I was born in New Westminster, British Columbia, but I’ve had the privilege of living in diverse locations in Canada. My elementary school years were spent in La Tuque, Quebec, and I remain grateful for the experiences there that indelibly shaped my character. In addition to many years spent living in various parts of BC, I spent seven years living in London, Ontario, while completing my PhD at the University of Western Ontario (Western). I now live in Ottawa with my partner and our dogs.
I completed an honors BA in philosophy at the University of Victoria (U-Vic) in Victoria, BC, in 1984 and subsequently an MA in philosophy at the University of British Columbia (UBC) in Vancouver in 1987. I attended Western from 1987 to 1994, where I focused on philosophy of science and early Analytic philosophy.
Throughout my career, teaching has been a passion. I began teaching as a graduate student in my second year of studies at Western (1988/1989). In my final year there (1993/1994) I was honored with the privilege of teaching two courses in the undergraduate honors stream, a first for a graduate student at that department. My first post-doctoral teaching appointment was a two-year leave replacement at Okanagan University College (now UBC Okanagan). In the following year (1996/1997) I taught at Simon Fraser University, Kwantlen University College, Langara College, and Douglas College before landing a permanent position at Capilano College (now Capilano University - CapU) in 1997. I taught at CapU for 11 years before resigning this position in 2008 to move to Ottawa where I worked briefly as a policy analyst for Health Canada. I re-engaged my teaching career in January 2009 at Langara College where I taught business ethics until the spring term of 2023, and I commenced teaching at the University of the Fraser Valley (UFV) in Fall 2009. I was Associate Professor of Philosophy there until my retirement in August 2023, and I am now Professor Emeritus.
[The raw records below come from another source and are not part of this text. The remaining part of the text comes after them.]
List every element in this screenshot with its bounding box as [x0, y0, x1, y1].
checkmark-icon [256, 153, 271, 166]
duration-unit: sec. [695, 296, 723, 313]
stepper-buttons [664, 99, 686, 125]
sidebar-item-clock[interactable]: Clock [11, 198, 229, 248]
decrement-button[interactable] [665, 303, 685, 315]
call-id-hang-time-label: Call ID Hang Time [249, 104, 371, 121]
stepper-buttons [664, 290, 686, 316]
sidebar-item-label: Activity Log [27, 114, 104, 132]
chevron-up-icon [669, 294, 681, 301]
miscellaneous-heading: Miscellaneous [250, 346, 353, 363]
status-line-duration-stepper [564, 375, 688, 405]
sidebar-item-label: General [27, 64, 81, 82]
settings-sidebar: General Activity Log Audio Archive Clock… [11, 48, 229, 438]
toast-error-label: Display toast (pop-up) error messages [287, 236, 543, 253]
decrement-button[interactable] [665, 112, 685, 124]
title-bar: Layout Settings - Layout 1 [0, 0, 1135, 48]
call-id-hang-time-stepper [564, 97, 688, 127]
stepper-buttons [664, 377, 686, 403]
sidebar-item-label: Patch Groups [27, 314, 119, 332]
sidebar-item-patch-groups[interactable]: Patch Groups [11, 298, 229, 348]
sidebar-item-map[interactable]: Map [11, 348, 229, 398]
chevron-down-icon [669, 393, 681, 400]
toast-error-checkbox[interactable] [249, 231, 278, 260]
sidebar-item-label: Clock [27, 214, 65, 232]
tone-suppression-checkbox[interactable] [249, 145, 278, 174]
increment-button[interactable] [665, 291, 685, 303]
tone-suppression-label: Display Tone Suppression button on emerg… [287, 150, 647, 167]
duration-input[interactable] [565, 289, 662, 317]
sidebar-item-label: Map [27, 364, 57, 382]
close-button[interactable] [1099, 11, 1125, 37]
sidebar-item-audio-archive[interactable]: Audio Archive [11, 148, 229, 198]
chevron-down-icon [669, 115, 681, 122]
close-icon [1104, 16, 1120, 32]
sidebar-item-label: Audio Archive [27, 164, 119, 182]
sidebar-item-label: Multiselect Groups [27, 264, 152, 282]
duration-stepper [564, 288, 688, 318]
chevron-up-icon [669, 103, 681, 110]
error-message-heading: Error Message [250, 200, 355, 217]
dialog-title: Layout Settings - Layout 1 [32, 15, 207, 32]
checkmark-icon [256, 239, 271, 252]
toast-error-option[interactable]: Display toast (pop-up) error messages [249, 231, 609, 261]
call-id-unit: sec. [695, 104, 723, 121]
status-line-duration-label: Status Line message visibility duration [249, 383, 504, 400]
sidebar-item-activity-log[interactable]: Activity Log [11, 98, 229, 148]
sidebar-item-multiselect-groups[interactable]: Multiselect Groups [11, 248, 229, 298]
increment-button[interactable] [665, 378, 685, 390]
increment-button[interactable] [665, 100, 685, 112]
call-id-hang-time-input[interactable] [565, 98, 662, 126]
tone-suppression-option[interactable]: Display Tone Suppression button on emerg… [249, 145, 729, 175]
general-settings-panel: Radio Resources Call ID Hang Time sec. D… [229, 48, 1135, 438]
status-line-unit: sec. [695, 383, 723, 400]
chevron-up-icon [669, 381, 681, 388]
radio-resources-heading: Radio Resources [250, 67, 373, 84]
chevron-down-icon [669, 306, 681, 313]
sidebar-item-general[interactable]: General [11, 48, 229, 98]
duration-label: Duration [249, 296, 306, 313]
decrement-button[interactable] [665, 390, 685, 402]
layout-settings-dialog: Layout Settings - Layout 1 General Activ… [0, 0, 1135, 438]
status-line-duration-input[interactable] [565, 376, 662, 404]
At UFV, my teaching focused on the empiricist and analytic traditions, including advanced courses in the history of analytic philosophy and symbolic logic. In addition, I created and developed a course titled, PHIL412: Corporations, Globalization, and Ethics. This course was the inspiration for my recent book, A Philosopher’s Guide to Natural Capitalism: A Sustainable Future Within Reach (Routledge, 2024). The course and the book are deeply reflective of my interests and passions: issues arising out of the globalization of consumer capitalism, including inequality of opportunity, diminished democracy, environmental damage, worker exploitation, economic imperialism, and climate change, and sustainability. In regard to the latter, I am particularly concerned about the welfare of wildlife as a result of habitat loss and the welfare of animals generally as a result of exploitive, mass-production agricultural practices. I continue to work actively in these subject areas, conducting research, attending conferences, and publishing.
Outside of work, I am keenly interested in fitness (cycling and weightlifting are my preferred activities), photography, and music. With photography, I focus on the interface of the artefactual world of humans and the natural world, and I like to work with texture and shading in the context of black & white photos. I am planning a long-term photo essay to document the effects of climate change in the Ottawa area. My interests in music are diverse. I like rock, particularly progressive rock, but I also love country, blues, jazz, power pop, and classical. I play drums and guitar, and I have a personal music collection of several thousand titles (vinyl records, CDs, and digital).